Asl, buoni pasto anche per chi fa il turno pomeridiano o notturno
Lo afferma la Corte d'appello di Roma con la sentenza n. 2568/2021, specificando che non c'è differenza tra chi ha il turno di mattina e chi ha il turno di pomeriggio o di notte: il diritto spetta in ogni caso in cui l'orario di lavoro giornaliero ecceda il limite di 6 ore.
Nel pubblico impiego privatizzato il diritto alla mensa, ovvero al buono pasto sostitutivo, non dipende dalla divisione in turni dell'attività lavorativa o dal fatto che la prestazione sia svolta in fasce orarie normalmente destinate alla consumazione del pasto o ancora che il pasto possa essere consumato prima dell'inizio del turno.
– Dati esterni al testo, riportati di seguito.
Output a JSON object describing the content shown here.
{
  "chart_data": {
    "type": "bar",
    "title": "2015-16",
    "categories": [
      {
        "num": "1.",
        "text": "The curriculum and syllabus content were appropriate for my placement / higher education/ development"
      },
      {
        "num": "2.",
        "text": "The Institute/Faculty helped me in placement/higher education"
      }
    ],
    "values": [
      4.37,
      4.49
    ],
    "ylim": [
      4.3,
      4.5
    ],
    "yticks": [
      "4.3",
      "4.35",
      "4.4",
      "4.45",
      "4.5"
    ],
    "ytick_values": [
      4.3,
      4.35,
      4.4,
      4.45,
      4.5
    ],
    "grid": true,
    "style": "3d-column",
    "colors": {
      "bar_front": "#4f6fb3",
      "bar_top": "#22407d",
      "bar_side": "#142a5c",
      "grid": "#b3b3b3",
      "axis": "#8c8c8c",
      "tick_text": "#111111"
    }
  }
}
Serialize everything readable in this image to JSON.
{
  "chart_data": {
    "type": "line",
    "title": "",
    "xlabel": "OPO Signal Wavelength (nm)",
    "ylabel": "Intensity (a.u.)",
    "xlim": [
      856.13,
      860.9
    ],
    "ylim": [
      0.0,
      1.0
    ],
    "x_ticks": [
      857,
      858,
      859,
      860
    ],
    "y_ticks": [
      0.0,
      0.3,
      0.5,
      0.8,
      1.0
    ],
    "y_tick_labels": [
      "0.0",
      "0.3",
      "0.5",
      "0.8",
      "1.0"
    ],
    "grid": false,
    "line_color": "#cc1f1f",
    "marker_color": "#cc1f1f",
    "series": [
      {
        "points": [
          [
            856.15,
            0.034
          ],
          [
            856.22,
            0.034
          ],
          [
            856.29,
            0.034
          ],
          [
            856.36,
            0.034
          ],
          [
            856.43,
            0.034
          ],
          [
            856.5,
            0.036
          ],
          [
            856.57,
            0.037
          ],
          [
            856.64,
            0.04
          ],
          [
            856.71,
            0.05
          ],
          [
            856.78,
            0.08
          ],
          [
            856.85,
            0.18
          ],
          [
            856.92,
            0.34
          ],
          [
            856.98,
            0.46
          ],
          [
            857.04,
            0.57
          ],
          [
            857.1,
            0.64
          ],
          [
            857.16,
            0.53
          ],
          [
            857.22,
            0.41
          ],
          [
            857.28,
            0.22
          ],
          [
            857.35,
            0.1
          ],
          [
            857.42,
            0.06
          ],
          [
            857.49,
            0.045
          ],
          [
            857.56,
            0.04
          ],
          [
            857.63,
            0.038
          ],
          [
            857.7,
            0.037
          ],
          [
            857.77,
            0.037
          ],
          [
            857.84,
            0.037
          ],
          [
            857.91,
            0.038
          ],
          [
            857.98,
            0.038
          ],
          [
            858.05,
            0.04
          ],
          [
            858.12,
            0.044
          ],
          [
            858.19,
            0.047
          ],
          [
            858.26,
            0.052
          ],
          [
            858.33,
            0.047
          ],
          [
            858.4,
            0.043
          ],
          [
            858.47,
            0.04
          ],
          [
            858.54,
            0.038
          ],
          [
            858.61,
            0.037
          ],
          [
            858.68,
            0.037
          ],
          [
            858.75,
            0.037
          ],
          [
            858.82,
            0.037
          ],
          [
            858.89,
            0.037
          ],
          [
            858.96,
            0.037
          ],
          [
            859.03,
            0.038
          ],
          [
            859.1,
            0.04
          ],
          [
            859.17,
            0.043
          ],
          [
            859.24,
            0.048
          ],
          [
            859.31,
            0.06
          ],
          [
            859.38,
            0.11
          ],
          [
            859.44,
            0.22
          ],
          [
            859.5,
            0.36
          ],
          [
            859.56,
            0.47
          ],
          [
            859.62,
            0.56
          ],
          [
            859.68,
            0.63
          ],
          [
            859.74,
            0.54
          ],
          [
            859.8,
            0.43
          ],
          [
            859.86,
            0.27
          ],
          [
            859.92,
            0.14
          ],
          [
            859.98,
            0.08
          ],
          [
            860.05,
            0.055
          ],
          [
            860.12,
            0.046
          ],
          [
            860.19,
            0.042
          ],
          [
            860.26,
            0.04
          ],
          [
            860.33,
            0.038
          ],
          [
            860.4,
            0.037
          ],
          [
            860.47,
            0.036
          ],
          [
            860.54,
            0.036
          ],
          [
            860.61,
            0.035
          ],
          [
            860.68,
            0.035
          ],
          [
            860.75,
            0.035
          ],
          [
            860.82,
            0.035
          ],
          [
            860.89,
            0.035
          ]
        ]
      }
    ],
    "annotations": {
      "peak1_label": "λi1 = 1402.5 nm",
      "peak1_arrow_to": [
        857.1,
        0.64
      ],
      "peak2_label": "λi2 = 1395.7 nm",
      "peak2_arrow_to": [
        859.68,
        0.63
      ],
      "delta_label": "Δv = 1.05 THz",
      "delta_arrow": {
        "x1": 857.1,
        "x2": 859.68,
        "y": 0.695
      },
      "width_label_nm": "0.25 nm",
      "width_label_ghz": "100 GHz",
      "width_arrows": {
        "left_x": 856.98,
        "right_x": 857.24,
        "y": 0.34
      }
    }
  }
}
Ad affermarlo è la Corte d'appello di Roma con la sentenza n. 2568/2021, specificando che non c'è differenza tra chi ha il turno di mattina e chi ha il turno di pomeriggio o di notte: il diritto spetta in ogni caso in cui l'orario di lavoro giornaliero ecceda il limite di 6 ore.
La vicenda
La controversia prende le mosse dal ricorso presentato da alcuni dipendenti turnisti di un Azienda sanitaria contro l'ordinanza del Direttore generale dell'ente che limitava il diritto alla mensa, ovvero l'attribuzione del buono pasto, ai soli lavoratori che prestavano l'attività lavorativa "in orario antimeridiano e prolungatasi nelle ore pomeridiane per un totale di almeno 8 ore consecutive", escludendo i dipendenti che svolgevano la prestazione lavorativa durante il turno pomeridiano e notturno, in quanto "già percettori dell'indennità di disagio" prevista dalla contrattazione collettiva.
I dipendenti lamentavano la violazione del loro diritto e sottolineavano il maggior esborso sostenuto per ogni pasto consumato per via del turno di lavoro assegnato senza il diritto alla mensa, sicché chiedevano al Tribunale il riconoscimento degli arretrati e il risarcimento del danno.
La decisione
Il giudice di primo grado prima e la Corte d'appello poi accolgono le richieste dei lavoratori cogliendo l'occasione per precisare le condizioni in presenza delle quali si configura il diritto alla mensa, nella fattispecie per i lavoratori impiegati in ambito sanitario. Ebbene, interpretando le diverse norme che si sono succedute nella contrattazione collettiva, i giudici negano che il riconoscimento del diritto alla mensa, ovvero il buono pasto sostitutivo, dipenda dalle fasce orarie dei turni di lavoro. Difatti, come affermato dalla giurisprudenza di legittimità, «in tema di pubblico impiego privatizzato, l'attribuzione del buono pasto, in quanto agevolazione di carattere assistenziale che, nell'ambito dell'organizzazione dell'ambiente di lavoro, è diretta a conciliare le esigenze del servizio con le esigenze quotidiane del dipendente, al fine di garantirne il benessere fisico necessario per proseguire l'attività lavorativa quando l'orario giornaliero corrisponda a quello contrattualmente previsto per la fruizione del beneficio, è condizionata all'effettuazione della pausa pranzo che, a sua volta, presuppone, come regola generale, solo che il lavoratore, osservando un orario di lavoro giornaliero di almeno sei ore, abbia diritto ad un intervallo non lavorato». Nessuna distinzione, quindi, ai fini del diritto alla mensa, può sussistere tra i lavoratori sulla base del turno di lavoro che viene loro assegnato.